Les dépassements de budgets de travaux sont monnaie courante dans le bâtiment et en particulier en copropriété : étude insuffisante, oubli de postes venant alourdir la facture, imprévus liés à l'état de l'existant ou encore pénalités et intérêts de retard pour paiement tardif des entreprises : tous les cas sont possibles et parfois se combinent ! Dans quels cas ces dépassements sont fautifs, et imputables à un ou plusieurs des intervenants dans le processus de décision ou de conduite des travaux : syndic, maître d'oeuvre, entreprise, etc. ? Deux jurisprudences de la Cour de cassation précisent ou infléchissent les jurisprudences antérieures...

Il faut être franc : les travaux ne sont rarement votés en assemblée sur la base de dossiers rigoureux et complets ! Manque de recul par rapport à la date de l'assemblée, longueur des délais pour obtenir les devis, surcharge des gestionnaires d'immeubles, hésitation aussi à investir du temps et de l'effort personnel, mais aussi ceux des entreprises sans connaître les chances que les travaux soient votés : tous ces facteurs concourent à une improvisation largement répandue, et à l'utilisation commode de la technique consistant à faire voter l'assemblée sur une estimation - ou sur la base d'un seul devis - et en cas de vote positif faire voter un mandat au conseil syndical pour poursuivre l'étude et l'appel d'offres avec le syndic et choisir le ou les prestataires pour l'exécution des travaux...

Résultat : de fréquents dépassements par rapport au budget voté "à la louche", et dans lequel on oublié de compter ou bien on a sous-estimé la police dommages-ouvrage, le coordonnateur "SPS" (Sécurité, protection de la santé - intervenant obligatoire dès lors que deux entreprises au moins interviennent sur le chantier...), voire même des postes comme des dévoiements provisoires de canalisations ou l'installation de protections pour la durée des travaux.

Parfois, c'est la technique retenue pour l'exécution des travaux qui se révèle inadéquate par rapport à la nature ou l'état des supports et qui doit être remplacée au pied levé par une technique ou des matériaux plus coûteux.

Sans compter le cas où d'importants travaux supplémentaires peuvent être nécessités par la découverte de dégradations de la structure porteuse sous l'enduit de façade...

Enfin, il n'est pas rare que le syndic, autorisé voire encouragé à demi-mot par des membres du conseil syndical, se laisse entraîner à donner son feu vert à des travaux non prévus initialement mais qu'il est tellement plus intéressant d'effectuer dans la foulée pendant que les entreprises sont sur place !...

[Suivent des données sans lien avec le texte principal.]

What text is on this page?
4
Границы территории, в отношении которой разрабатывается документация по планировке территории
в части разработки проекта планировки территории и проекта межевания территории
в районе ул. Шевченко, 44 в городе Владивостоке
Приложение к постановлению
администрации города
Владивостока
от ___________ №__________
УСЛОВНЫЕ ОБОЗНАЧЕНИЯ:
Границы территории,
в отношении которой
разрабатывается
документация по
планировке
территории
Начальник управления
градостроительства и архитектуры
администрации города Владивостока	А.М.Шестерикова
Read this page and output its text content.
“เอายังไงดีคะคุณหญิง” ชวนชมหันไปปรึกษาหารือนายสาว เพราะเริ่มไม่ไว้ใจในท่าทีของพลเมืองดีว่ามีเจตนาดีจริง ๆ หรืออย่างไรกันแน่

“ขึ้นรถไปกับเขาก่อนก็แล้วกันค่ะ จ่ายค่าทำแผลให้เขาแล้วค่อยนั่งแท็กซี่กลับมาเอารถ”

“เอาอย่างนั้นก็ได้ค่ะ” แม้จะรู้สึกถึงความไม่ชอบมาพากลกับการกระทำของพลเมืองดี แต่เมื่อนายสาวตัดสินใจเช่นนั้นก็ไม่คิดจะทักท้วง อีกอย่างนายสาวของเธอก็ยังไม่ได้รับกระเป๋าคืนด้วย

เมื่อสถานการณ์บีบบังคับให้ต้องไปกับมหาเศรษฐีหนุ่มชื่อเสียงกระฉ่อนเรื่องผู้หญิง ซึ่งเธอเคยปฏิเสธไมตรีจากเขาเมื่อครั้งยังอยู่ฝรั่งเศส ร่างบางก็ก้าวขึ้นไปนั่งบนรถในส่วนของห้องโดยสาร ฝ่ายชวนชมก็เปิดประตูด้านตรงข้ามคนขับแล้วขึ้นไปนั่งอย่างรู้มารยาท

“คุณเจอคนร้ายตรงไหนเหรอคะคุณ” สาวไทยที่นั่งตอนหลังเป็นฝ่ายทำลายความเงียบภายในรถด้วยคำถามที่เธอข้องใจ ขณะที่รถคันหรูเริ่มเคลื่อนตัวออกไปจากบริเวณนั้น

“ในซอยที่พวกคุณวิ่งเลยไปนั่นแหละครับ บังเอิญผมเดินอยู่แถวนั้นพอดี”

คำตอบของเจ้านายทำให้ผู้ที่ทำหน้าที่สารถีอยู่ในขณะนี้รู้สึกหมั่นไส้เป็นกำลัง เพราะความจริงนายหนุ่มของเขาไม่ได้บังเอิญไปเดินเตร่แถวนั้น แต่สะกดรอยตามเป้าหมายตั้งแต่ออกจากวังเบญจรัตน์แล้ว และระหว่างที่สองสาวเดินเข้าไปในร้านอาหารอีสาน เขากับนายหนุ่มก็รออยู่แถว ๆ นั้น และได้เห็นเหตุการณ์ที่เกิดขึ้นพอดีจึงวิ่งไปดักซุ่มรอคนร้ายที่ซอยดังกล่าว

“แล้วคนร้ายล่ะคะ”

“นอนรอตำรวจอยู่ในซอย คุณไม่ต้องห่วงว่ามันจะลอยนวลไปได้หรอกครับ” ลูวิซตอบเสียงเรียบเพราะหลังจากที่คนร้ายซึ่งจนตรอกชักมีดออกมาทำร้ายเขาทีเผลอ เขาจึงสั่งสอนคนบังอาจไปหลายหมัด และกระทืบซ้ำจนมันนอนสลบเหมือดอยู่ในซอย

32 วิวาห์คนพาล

Certes, tous ces dépassements ne donnent pas lieu à conflit, fort heureusement. Mais ils jettent pour la majorité des copropriétaires une suspicion légitime sur le sérieux avec lequel syndic et conseil syndical engagent les dépenses pour leur compte, et dans de nombreux cas ces copropriétaires qui ont voté les travaux peuvent se sentir légitimement floués par une sous-estimation coupable, voire victimes d'un vice du consentement : par exemple dans le cas où les travaux engagés ont été acceptés parce qu'ils étaient d'un montant raisonnable et qu'ils ne l'auraient pas été en connaissance du montant réel vu d'autres urgences à traiter en priorité...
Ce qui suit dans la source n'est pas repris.